44.- Carta al abuelo

Aquel año, mi padre habría de entrar a trabajar en la Fábrica LACTOSA de San Antón. En la  bici “Orbea” roja que había comprado a su hermano Pepe, bajaba todas las tardes después de comer y regresaba a las diez de la noche. El trabajo con jornada intensiva le permitía dejar atendida la alimentación de las cuatro vacas que teníamos.  Sólo algunos domingos debía acudir al turno de la mañana para mantener la caldera a presión para poder arrancar el concentrador. Los dueños eran catalanes como el Encargado al que llamaban por su gentilicio, “El Penedés”.
Los primeros obreros fueron Luis Buergo, vecino de Pancar, hermano de Pepe Buergo que estaba de encargado de la Sadi; Modesto, marinero de Llanes que hacía de fogonero pues lo había sido anteriormente en un barco de vapor y Ángelín Batalla, también de Llanes. De Parres trabajaban en la fábrica Antonio Sobrino Noriega y Santiago González Gutiérrez, mi padre. Cuando fue necesaria más mano de obra, “El Penedés” encargó a mi padre que buscase a alguien y avisó a José, “El Ché”, de Cué. Había otros dos chavales de Llanes trabajando con anterioridad a la entrada de mi padre: Eusebio, hermano de Cote, el municipal, y Gelu, de la familia los “Buzos”.
Posteriormente entrarían de fogoneros Ricardín Gómez Gutiérrez y Francisco Junco "Pancho" de San Roque para turnarse. Tiempo después también entraría a trabajar un chaval, Gregorio Cerezo Vidal, "Goyo", de Parres. Todos ellos bajaban en bicicleta, vehículo por excelencia de la época para la clase trabajadora.

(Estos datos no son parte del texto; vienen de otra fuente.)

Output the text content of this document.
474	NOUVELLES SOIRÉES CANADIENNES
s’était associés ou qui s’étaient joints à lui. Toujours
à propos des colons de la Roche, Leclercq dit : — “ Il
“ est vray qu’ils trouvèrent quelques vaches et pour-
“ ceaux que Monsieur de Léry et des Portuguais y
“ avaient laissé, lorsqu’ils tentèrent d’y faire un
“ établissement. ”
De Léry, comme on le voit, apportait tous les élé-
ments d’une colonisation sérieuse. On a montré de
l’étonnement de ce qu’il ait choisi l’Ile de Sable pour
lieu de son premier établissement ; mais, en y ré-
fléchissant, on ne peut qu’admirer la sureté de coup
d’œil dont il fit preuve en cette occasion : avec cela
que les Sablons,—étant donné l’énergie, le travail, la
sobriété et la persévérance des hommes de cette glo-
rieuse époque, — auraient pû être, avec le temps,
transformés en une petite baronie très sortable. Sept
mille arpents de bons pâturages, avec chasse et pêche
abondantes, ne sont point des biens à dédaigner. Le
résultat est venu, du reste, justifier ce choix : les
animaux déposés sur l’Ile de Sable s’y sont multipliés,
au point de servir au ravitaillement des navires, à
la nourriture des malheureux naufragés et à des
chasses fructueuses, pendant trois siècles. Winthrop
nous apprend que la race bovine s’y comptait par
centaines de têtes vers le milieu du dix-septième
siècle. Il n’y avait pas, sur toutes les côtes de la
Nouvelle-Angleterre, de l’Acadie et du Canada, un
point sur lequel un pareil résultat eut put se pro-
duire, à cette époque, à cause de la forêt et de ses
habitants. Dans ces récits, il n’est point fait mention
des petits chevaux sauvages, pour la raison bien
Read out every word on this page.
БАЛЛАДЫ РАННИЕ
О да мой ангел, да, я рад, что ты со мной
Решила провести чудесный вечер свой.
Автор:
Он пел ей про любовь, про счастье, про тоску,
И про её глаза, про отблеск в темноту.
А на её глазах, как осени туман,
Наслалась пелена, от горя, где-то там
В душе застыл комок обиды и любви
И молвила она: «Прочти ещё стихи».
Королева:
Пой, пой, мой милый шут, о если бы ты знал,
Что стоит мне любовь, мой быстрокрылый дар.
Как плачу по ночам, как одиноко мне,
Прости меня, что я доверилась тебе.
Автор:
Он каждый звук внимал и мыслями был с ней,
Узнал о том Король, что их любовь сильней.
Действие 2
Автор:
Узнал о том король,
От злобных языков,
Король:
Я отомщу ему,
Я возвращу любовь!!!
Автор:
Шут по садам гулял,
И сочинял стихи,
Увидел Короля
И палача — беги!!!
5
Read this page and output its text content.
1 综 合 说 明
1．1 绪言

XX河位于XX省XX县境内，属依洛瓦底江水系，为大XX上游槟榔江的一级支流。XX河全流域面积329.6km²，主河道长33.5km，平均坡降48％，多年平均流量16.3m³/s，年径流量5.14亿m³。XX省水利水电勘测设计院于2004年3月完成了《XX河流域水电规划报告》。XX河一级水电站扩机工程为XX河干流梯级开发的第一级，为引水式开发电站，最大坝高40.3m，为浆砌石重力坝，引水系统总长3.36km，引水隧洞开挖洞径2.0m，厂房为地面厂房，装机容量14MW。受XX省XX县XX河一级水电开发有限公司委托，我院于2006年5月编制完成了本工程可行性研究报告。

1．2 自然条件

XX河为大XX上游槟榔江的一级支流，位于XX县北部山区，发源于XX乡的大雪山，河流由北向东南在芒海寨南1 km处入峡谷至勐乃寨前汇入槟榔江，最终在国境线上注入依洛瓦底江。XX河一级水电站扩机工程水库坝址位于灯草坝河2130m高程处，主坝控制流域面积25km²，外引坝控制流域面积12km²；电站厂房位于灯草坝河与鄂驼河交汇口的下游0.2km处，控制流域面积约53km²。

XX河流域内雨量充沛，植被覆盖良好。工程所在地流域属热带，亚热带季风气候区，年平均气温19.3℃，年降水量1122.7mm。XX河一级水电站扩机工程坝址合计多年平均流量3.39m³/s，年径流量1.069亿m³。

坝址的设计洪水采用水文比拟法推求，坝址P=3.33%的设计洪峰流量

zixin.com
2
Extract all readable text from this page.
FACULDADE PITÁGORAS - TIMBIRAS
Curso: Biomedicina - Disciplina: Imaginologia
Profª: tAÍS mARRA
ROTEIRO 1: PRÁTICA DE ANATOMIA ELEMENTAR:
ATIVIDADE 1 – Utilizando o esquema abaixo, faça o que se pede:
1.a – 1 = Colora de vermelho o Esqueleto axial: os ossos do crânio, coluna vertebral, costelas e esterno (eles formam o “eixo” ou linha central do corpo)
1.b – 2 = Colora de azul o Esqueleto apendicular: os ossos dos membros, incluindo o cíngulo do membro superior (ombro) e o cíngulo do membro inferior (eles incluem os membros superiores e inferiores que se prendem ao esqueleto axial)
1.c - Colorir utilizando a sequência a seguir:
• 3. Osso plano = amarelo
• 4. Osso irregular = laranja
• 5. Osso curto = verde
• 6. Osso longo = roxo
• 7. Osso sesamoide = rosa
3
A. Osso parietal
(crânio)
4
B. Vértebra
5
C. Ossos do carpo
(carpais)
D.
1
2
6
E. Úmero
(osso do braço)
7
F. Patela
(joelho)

En aquella fábrica se procesaba por secado y evaporación el suero recibido de la SADI, fábrica establecida con anterioridad y contigua que elaboraba mantequilla y unos característicos quesos de bola envueltos en parafina roja, tipo holandés. Los bidones de recogida de la leche, de hierro y por tanto pesados, de 40 litros, circulaban por toda la comarca en camiones o en carros de caballo a los pueblos más cercanos, entre los que figuraba Parres. El primer lechero que recuerdo es Felipe Concha, de Porrúa montado en el carro con su pata de palo rígida, sentado de medio lado para así poder atender a los clientes con su carromato, lloviese o hiciese sol. Primeramente la leche lo recogía Joaquina Romano, pero al dejarlo para ir a trabajar a Llanes, lo empezaron a recoger en la Tienda de Venancio, sus hijas Serafina y Lina Junco que a la vez atendían la pequeña tienda de comestibles, la venta del pan y el bar. Durante un tiempo la leche la bajaba hasta Llanes, Ramón Noriega Varela y al final, cuando Felipe lo dejó por no poder atenderlo, cogió el traspaso José Gutiérrez Noriega  que primeramente también había sido su ayudante. La leche se repartía a su paso por Pancar y en el Cotiellu donde tenía un pequeño despacho a donde acudía la clientela de la villa y la sobrante se entregaba en la SADI.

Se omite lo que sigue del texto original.